Blida – Quartier Bizot




Connaissez-vous le quartier Bizot ? Non ! Pas vraiment, alors laissez-moi vous le raconter.
Laissez-moi vous raconter cette histoire d’amour qui me lie à ce quartier, qui m’a vu grandir et puis aussi partir.
Le quartier Bizot possède et le jardin et la caserne. Je ne sais pas lequel a donné le nom à l’autre.
Le Jardin Bizot, bien connu de tous les potaches qui ont fréquenté le lycée Duveyrier, borde le quartier à l’ouest. A l’est, il y avait un reste de la vieille enceinte fortifiée de Blida. C’était le fortin. On l’appelait aussi «  La poudrière « . En face de ce fortin, il y avait une maison close «  La Patte de Chat « . Fréquentée fortement par et les militaires et par les civils. Très souvent, il fallait l’intervention de la police militaire pour calmer les ardeurs de quelques enragés, qui apparemment, ne tenaient pas l’alcool.




Au nord, commençait le quartier habité de la place de Lavigerie et de la rue Thiers.
Au sud, le terrain de jeu le plus extraordinaire pour un enfant à la recherche de sensations et de découvertes, l’oued  El Kébir et la montagne de Mimich.
Voilà, c’est dans cette espace, en forme de trapèze, que j’ai appris à rêver.
Un grand boulevard, le Bd de Strasbourg, traversait ce quartier d’ouest en est. Je ne me rappelle pas que ce Bd ait été un jour goudronné, mais il était bordé d’arbres, des frênes, de chaque côté. Mon lance pierres, ‘’ taouwel ‘’ ou tire boulettes comme disait ma maman, a fait des ravages parmi la gente ailée qui passait par-là. En face de la caserne, du côté nord, il y avait un terrain vague, envahi par les herbes folles, surtout les chardons. Une bande de bourricots venait quelques fois prendre un peu de bon temps quand le vieil arabe, qui habitait le long de l’oued, leur laissait le loisir après qu’ils avaient, inlassablement transporté des tonnes de gravier.
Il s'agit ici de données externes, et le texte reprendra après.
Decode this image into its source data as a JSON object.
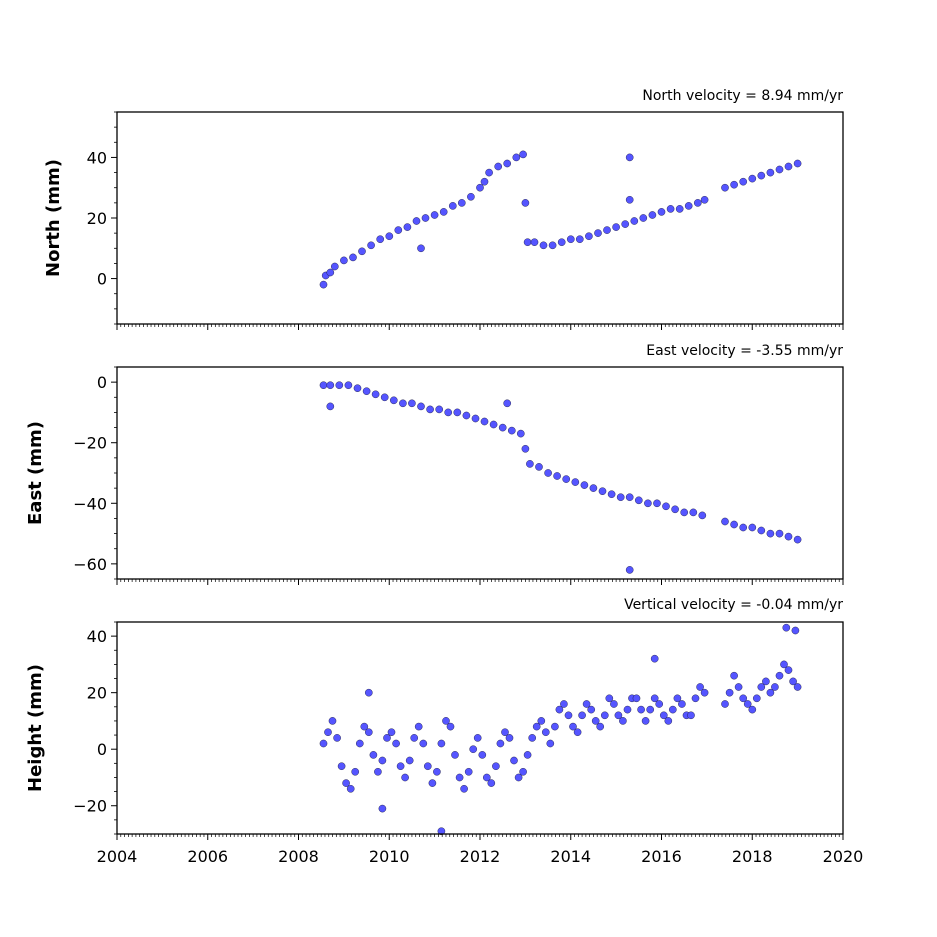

C’était pour nous le moment de jouer aux cow-boys. Mais apparemment, pour marcher, les ânes  ne devaient obéir qu’au vieil homme.
Il y avait, aussi, un gros platane creusé en son milieu par la foudre. Des grosses branches, autour du tronc, faisaient penser à des créneaux en haut d’une tour. C’était notre château fort.
Malheur à qui voulait s’en emparer.
Dans ce même terrain vague, il y avait une fosse où un vieux monsieur, parlant l’espagnol, élevait des cochons. Mes parents avaient droit à quelques soubressades au moment des cochonnailles.
Lorsqu’il arrivait, parfois, des invasions de criquets, les herbes en étaient envahies. C’était amusant de courir dedans. Les criquets s’envolaient et se reposaient derrière nous. On aurait dit l’eau qui s’écarte à l’avant d’un navire et qui se referme derrière lui.
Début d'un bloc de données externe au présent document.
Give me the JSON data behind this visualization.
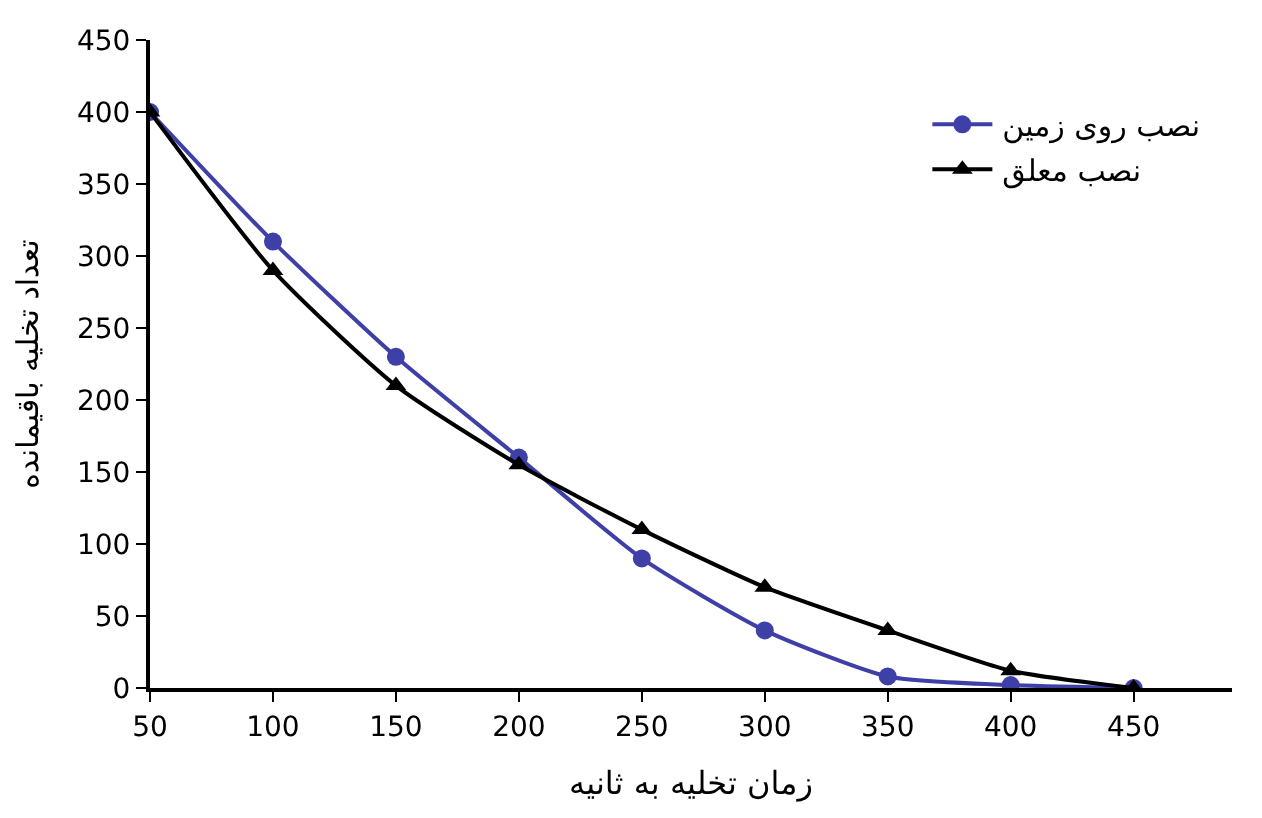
{
  "chart_data": {
    "type": "line",
    "xlabel": "زمان تخلیه به ثانیه",
    "ylabel": "تعداد تخلیه باقیمانده",
    "x": [
      50,
      100,
      150,
      200,
      250,
      300,
      350,
      400,
      450
    ],
    "series": [
      {
        "name": "نصب روی زمین",
        "color": "#3f3fa8",
        "marker": "circle",
        "values": [
          400,
          310,
          230,
          160,
          90,
          40,
          8,
          2,
          0
        ]
      },
      {
        "name": "نصب معلق",
        "color": "#000000",
        "marker": "triangle",
        "values": [
          400,
          290,
          210,
          155,
          110,
          70,
          40,
          12,
          0
        ]
      }
    ],
    "xlim": [
      50,
      490
    ],
    "xticks": [
      50,
      100,
      150,
      200,
      250,
      300,
      350,
      400,
      450
    ],
    "ylim": [
      0,
      450
    ],
    "yticks": [
      0,
      50,
      100,
      150,
      200,
      250,
      300,
      350,
      400,
      450
    ],
    "legend": "top right",
    "line_style": "solid"
  }
}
Le long de la caserne était un endroit privilégié. Lorsque les jeunes recrues y faisaient leurs exercices, il n’était pas rare que nous nous joignions à eux avec notre carabine à patates.
A cet endroit, il y avait, pour la fête de l’Aïd el Kébir, un moment fort. Une vingtaine de trous était creusés, et les tirailleurs faisaient cuire les méchouis.
Ensuite, nous les gamins, nous allions déguster quelques morceaux en leur compagnie.



L’oued et Mimich, c’était l’aventure. Quand après une bêtise, je recevais une correction, je prenais mon lance pierres et je me retirais dans Mimich. J’en voulais au monde entier. Je rêvais de partir. Je me prenais pour Stanley ou Livingstone. Je connaissais chaque sentier. Je savais où trouver les grenades. Avec mon fidèle compagnon, le lance pierres, et les fruits, pour sûr je n’ai besoin de personne, pensais-je, mais le soir venu, je me disais que ce serait pour une prochaine fois.


A l’époque des gros orages, l’oued presque à sec, se mettait à gonfler rapidement.
Parfois, les flots étaient si puissants, que l’on entendait s’entrechoquer les blocs de pierre et les galets. En été, lorsque subsistait un mince filet d’eau, nous pataugions dedans et faisions des barrages.




 Il n’était pas rare de rencontrer une grande couleuvre. Malheur à elle quand nous l’attrapions.
Voilà mon quartier. Nous n’étions pas nombreux à nous le partager. Quelques fois, il y avait des enfants des gourbis, le long de l’oued, qui venait nous asticoter. Alors là, c’était la guerre.

Une caserne, un bordel, quelques habitations, un terrain vague, un oued, la montagne de MIMICH et des souvenirs plein la tête. C’était ça mon quartier Bizot.